Auch Kerras begeht seine Delikte anscheinend ohne Reue und ohne Angst. Nicht weniger als sechs Mal wird er von der Polizei in den Jahren 2022 und 2023 auf den Posten gebracht oder vorläufig festgenommen. Länger als 48 Stunden bleibt er niemals in Haft. Es ist wie eine Endlosschlaufe auf der Schattenseite des Lebens. Bis Adil Kerras am 7. September 2023 eine Grenze überschreitet.

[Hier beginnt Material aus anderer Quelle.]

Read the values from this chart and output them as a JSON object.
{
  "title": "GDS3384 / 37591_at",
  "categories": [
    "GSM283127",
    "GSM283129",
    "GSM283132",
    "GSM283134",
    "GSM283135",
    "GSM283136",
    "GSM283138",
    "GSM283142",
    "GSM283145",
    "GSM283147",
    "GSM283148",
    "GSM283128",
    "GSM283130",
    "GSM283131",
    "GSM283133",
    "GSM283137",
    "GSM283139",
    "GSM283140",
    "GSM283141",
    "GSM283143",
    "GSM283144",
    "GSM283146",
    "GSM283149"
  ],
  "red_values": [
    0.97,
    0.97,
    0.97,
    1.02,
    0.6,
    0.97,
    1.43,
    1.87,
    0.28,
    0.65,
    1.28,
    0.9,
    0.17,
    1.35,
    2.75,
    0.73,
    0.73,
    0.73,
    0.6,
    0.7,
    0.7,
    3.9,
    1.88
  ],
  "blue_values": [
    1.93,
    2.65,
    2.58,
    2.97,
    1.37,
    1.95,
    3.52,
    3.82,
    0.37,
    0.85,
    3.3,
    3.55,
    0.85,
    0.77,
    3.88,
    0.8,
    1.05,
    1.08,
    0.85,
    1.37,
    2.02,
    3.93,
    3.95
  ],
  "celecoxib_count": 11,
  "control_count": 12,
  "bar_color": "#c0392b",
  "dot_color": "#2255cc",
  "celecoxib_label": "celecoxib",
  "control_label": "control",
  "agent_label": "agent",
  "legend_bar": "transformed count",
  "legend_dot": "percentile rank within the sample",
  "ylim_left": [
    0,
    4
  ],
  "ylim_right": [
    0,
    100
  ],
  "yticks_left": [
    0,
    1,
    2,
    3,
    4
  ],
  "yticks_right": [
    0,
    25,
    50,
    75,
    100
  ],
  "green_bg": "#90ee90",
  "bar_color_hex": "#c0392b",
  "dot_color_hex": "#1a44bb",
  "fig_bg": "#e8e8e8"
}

An jenem Abend zieht er mit einem Bekannten durch die Stadt. Doch die Stimmung kippt, und plötzlich raubt er seinen Kumpel «mit einem Schweizer Taschenmesser» (so die Anklageschrift) aus. Das führt schliesslich zur siebten Festnahme – und zur vorläufigen Endstation im Gefängnis auf dem Bässlergut. Für Kerras sei dies vermutlich Fluch und Segen zugleich, schreibt sein Pflichtverteidiger auf Anfrage: «Ohne die Inhaftierung wäre er heute vermutlich in gesundheitlich weit schlechterem Zustand. Seine Freiheit ist ihm aber genommen.»
Wie viele Delikte Kerras bei seinem Prozess im Mai vor dem Basler Strafgericht wirklich nachgewiesen werden können, ist offen. Und genaugenommen ist es auch egal: Seine Lebensperspektive bleibt elend. Es wird mit einer Freiheitsstrafe und anschliessendem Landesverweis enden. Die Wahrscheinlichkeit ist hoch, dass Kerras nach Verbüssung der Strafe nach Algerien ausgeschafft wird, im besten Fall mit etwas Rückkehrhilfe. Einer von vielen, die in der Stadt seit Monaten für Ärger und Verunsicherung sorgen.
Adil Kerras, Mohammed Said, Sid Driss oder Abdelkarim Brahimi – sie sind zufällig ausgewählte Beispiele für eine Kriminalitätsform, die gerade der ganzen Schweiz zu schaffen macht. Beat Stauffer ist überzeugt: Ohne Härte geht es nicht. «Sie müssen die Strafe zu spüren bekommen.» Und er fordert einen anderen Umgang mit irregulären Migranten, die keine Chancen auf Asyl hätten. Nichts ist dagegen einzuwenden – und doch hinterlassen die düsteren Geschichten aus Basel vor allem: Ohnmacht und Trostlosigkeit.